Вот в чем дело. Он и его любимый герой Живаго, не имеющий сил изменить ход вещей, наблюдающий за движением стихии, стремится к недосягаемому Идеалу (потому Живаго и уважает Стрельникова, за подобное стремление к Идеалу), и хотя стихия сминает Живаго, но она бессильна уничтожить его дух. Пастернак и Живаго в противоположность великому хаосу способны в одиночку выходить на подмостки истории; для них остается абсолютной — личная свобода, ответственность, совесть, раскаяние.

Но верил ли Пастернак, когда писал эти строки Фадееву, в то, что «зло невозникаемо, немыслимо, неповторимо, когда проходишь к общей цели, не замечая всех видов мелкой жалости?» Да, в момент общей экзальтации, переживаемой всей страной, он, безусловно попадал в ее огромное энергетическое поле. Вместе со всеми был оглушен общим горем. И как поэт был увлечен дописыванием последних черт Великой Утопии, Великого Проекта, который, как он, безусловно, понимал, заканчивался вместе со смертью Сталина.

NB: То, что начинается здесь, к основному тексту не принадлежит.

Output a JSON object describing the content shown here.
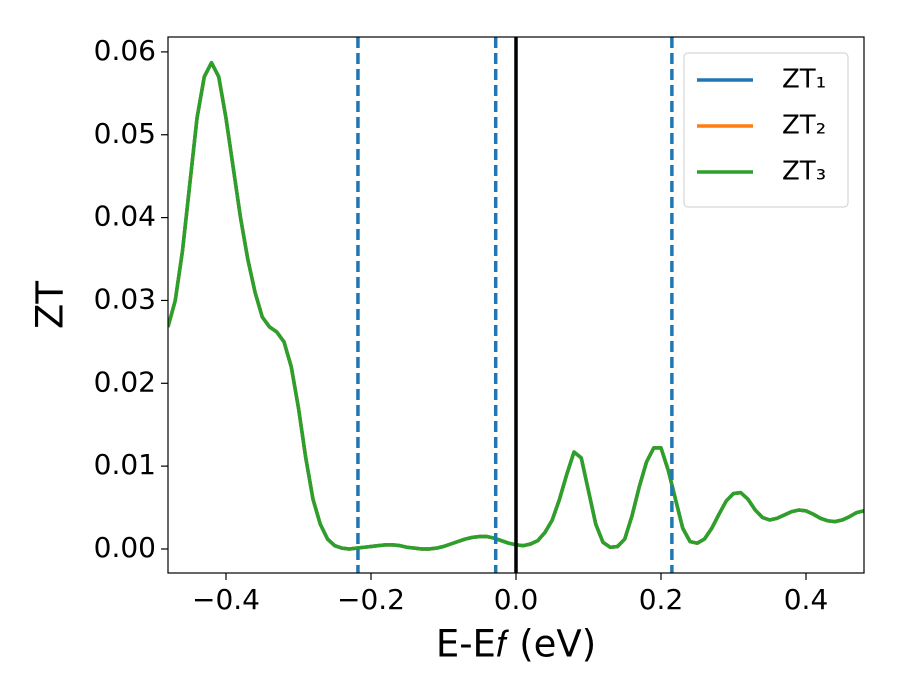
{
  "chart_data": {
    "type": "line",
    "xlabel": "E-E𝑓 (eV)",
    "ylabel": "ZT",
    "x": [
      -0.48,
      -0.47,
      -0.46,
      -0.45,
      -0.44,
      -0.43,
      -0.42,
      -0.41,
      -0.4,
      -0.39,
      -0.38,
      -0.37,
      -0.36,
      -0.35,
      -0.34,
      -0.33,
      -0.32,
      -0.31,
      -0.3,
      -0.29,
      -0.28,
      -0.27,
      -0.26,
      -0.25,
      -0.24,
      -0.23,
      -0.22,
      -0.21,
      -0.2,
      -0.19,
      -0.18,
      -0.17,
      -0.16,
      -0.15,
      -0.14,
      -0.13,
      -0.12,
      -0.11,
      -0.1,
      -0.09,
      -0.08,
      -0.07,
      -0.06,
      -0.05,
      -0.04,
      -0.03,
      -0.02,
      -0.01,
      0.0,
      0.01,
      0.02,
      0.03,
      0.04,
      0.05,
      0.06,
      0.07,
      0.08,
      0.09,
      0.1,
      0.11,
      0.12,
      0.13,
      0.14,
      0.15,
      0.16,
      0.17,
      0.18,
      0.19,
      0.2,
      0.21,
      0.22,
      0.23,
      0.24,
      0.25,
      0.26,
      0.27,
      0.28,
      0.29,
      0.3,
      0.31,
      0.32,
      0.33,
      0.34,
      0.35,
      0.36,
      0.37,
      0.38,
      0.39,
      0.4,
      0.41,
      0.42,
      0.43,
      0.44,
      0.45,
      0.46,
      0.47,
      0.48
    ],
    "series": [
      {
        "name": "ZT₁",
        "color": "#1f77b4",
        "values": [
          0.0268,
          0.03,
          0.036,
          0.044,
          0.052,
          0.057,
          0.0587,
          0.057,
          0.052,
          0.046,
          0.04,
          0.035,
          0.031,
          0.028,
          0.0268,
          0.0262,
          0.025,
          0.022,
          0.017,
          0.011,
          0.006,
          0.003,
          0.0012,
          0.0004,
          0.0001,
          0.0,
          0.0001,
          0.0002,
          0.0003,
          0.0004,
          0.0005,
          0.0005,
          0.0004,
          0.0002,
          0.0001,
          0.0,
          0.0,
          0.0001,
          0.0003,
          0.0006,
          0.0009,
          0.0012,
          0.0014,
          0.0015,
          0.0015,
          0.0013,
          0.001,
          0.0007,
          0.0005,
          0.0004,
          0.0006,
          0.001,
          0.002,
          0.0035,
          0.006,
          0.009,
          0.0117,
          0.011,
          0.007,
          0.003,
          0.0008,
          0.0002,
          0.0003,
          0.0012,
          0.004,
          0.0075,
          0.0105,
          0.0122,
          0.0122,
          0.0095,
          0.006,
          0.0025,
          0.0009,
          0.0007,
          0.0012,
          0.0025,
          0.0042,
          0.0058,
          0.0067,
          0.0068,
          0.006,
          0.0047,
          0.0038,
          0.0035,
          0.0037,
          0.0041,
          0.0045,
          0.0047,
          0.0046,
          0.0042,
          0.0037,
          0.0034,
          0.0033,
          0.0035,
          0.0039,
          0.0044,
          0.0046
        ]
      },
      {
        "name": "ZT₂",
        "color": "#ff7f0e",
        "values": [
          0.0268,
          0.03,
          0.036,
          0.044,
          0.052,
          0.057,
          0.0587,
          0.057,
          0.052,
          0.046,
          0.04,
          0.035,
          0.031,
          0.028,
          0.0268,
          0.0262,
          0.025,
          0.022,
          0.017,
          0.011,
          0.006,
          0.003,
          0.0012,
          0.0004,
          0.0001,
          0.0,
          0.0001,
          0.0002,
          0.0003,
          0.0004,
          0.0005,
          0.0005,
          0.0004,
          0.0002,
          0.0001,
          0.0,
          0.0,
          0.0001,
          0.0003,
          0.0006,
          0.0009,
          0.0012,
          0.0014,
          0.0015,
          0.0015,
          0.0013,
          0.001,
          0.0007,
          0.0005,
          0.0004,
          0.0006,
          0.001,
          0.002,
          0.0035,
          0.006,
          0.009,
          0.0117,
          0.011,
          0.007,
          0.003,
          0.0008,
          0.0002,
          0.0003,
          0.0012,
          0.004,
          0.0075,
          0.0105,
          0.0122,
          0.0122,
          0.0095,
          0.006,
          0.0025,
          0.0009,
          0.0007,
          0.0012,
          0.0025,
          0.0042,
          0.0058,
          0.0067,
          0.0068,
          0.006,
          0.0047,
          0.0038,
          0.0035,
          0.0037,
          0.0041,
          0.0045,
          0.0047,
          0.0046,
          0.0042,
          0.0037,
          0.0034,
          0.0033,
          0.0035,
          0.0039,
          0.0044,
          0.0046
        ]
      },
      {
        "name": "ZT₃",
        "color": "#2ca02c",
        "values": [
          0.0268,
          0.03,
          0.036,
          0.044,
          0.052,
          0.057,
          0.0587,
          0.057,
          0.052,
          0.046,
          0.04,
          0.035,
          0.031,
          0.028,
          0.0268,
          0.0262,
          0.025,
          0.022,
          0.017,
          0.011,
          0.006,
          0.003,
          0.0012,
          0.0004,
          0.0001,
          0.0,
          0.0001,
          0.0002,
          0.0003,
          0.0004,
          0.0005,
          0.0005,
          0.0004,
          0.0002,
          0.0001,
          0.0,
          0.0,
          0.0001,
          0.0003,
          0.0006,
          0.0009,
          0.0012,
          0.0014,
          0.0015,
          0.0015,
          0.0013,
          0.001,
          0.0007,
          0.0005,
          0.0004,
          0.0006,
          0.001,
          0.002,
          0.0035,
          0.006,
          0.009,
          0.0117,
          0.011,
          0.007,
          0.003,
          0.0008,
          0.0002,
          0.0003,
          0.0012,
          0.004,
          0.0075,
          0.0105,
          0.0122,
          0.0122,
          0.0095,
          0.006,
          0.0025,
          0.0009,
          0.0007,
          0.0012,
          0.0025,
          0.0042,
          0.0058,
          0.0067,
          0.0068,
          0.006,
          0.0047,
          0.0038,
          0.0035,
          0.0037,
          0.0041,
          0.0045,
          0.0047,
          0.0046,
          0.0042,
          0.0037,
          0.0034,
          0.0033,
          0.0035,
          0.0039,
          0.0044,
          0.0046
        ]
      }
    ],
    "vlines": [
      {
        "x": -0.218,
        "color": "#1f77b4",
        "style": "dashed"
      },
      {
        "x": -0.028,
        "color": "#1f77b4",
        "style": "dashed"
      },
      {
        "x": 0.0,
        "color": "#000000",
        "style": "solid"
      },
      {
        "x": 0.215,
        "color": "#1f77b4",
        "style": "dashed"
      }
    ],
    "xlim": [
      -0.48,
      0.48
    ],
    "ylim": [
      -0.0029,
      0.0618
    ],
    "xticks": [
      {
        "value": -0.4,
        "label": "−0.4"
      },
      {
        "value": -0.2,
        "label": "−0.2"
      },
      {
        "value": 0,
        "label": "0.0"
      },
      {
        "value": 0.2,
        "label": "0.2"
      },
      {
        "value": 0.4,
        "label": "0.4"
      }
    ],
    "yticks": [
      {
        "value": 0,
        "label": "0.00"
      },
      {
        "value": 0.01,
        "label": "0.01"
      },
      {
        "value": 0.02,
        "label": "0.02"
      },
      {
        "value": 0.03,
        "label": "0.03"
      },
      {
        "value": 0.04,
        "label": "0.04"
      },
      {
        "value": 0.05,
        "label": "0.05"
      },
      {
        "value": 0.06,
        "label": "0.06"
      }
    ],
    "legend": "upper right",
    "grid": false
  }
}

Даже в тот высокий момент Пастернаку все равно никуда было не деться от конкретного зла, которое шлейфом тянулось за титанической фигурой Сталина. Наверное, поэтому Пастернак и посылает это письмо именно Фадееву, а не кому-то из близких и друзей; с ним он может говорить о Сталине отвлеченно и в то же время доброжелательно, зная отношение Фадеева к вождю. Несмотря на глубокие рассуждения этого письма, нельзя не отметить, что Пастернак поддался, был подхвачен общей волной горя, но увидел все абсолютно по-своему.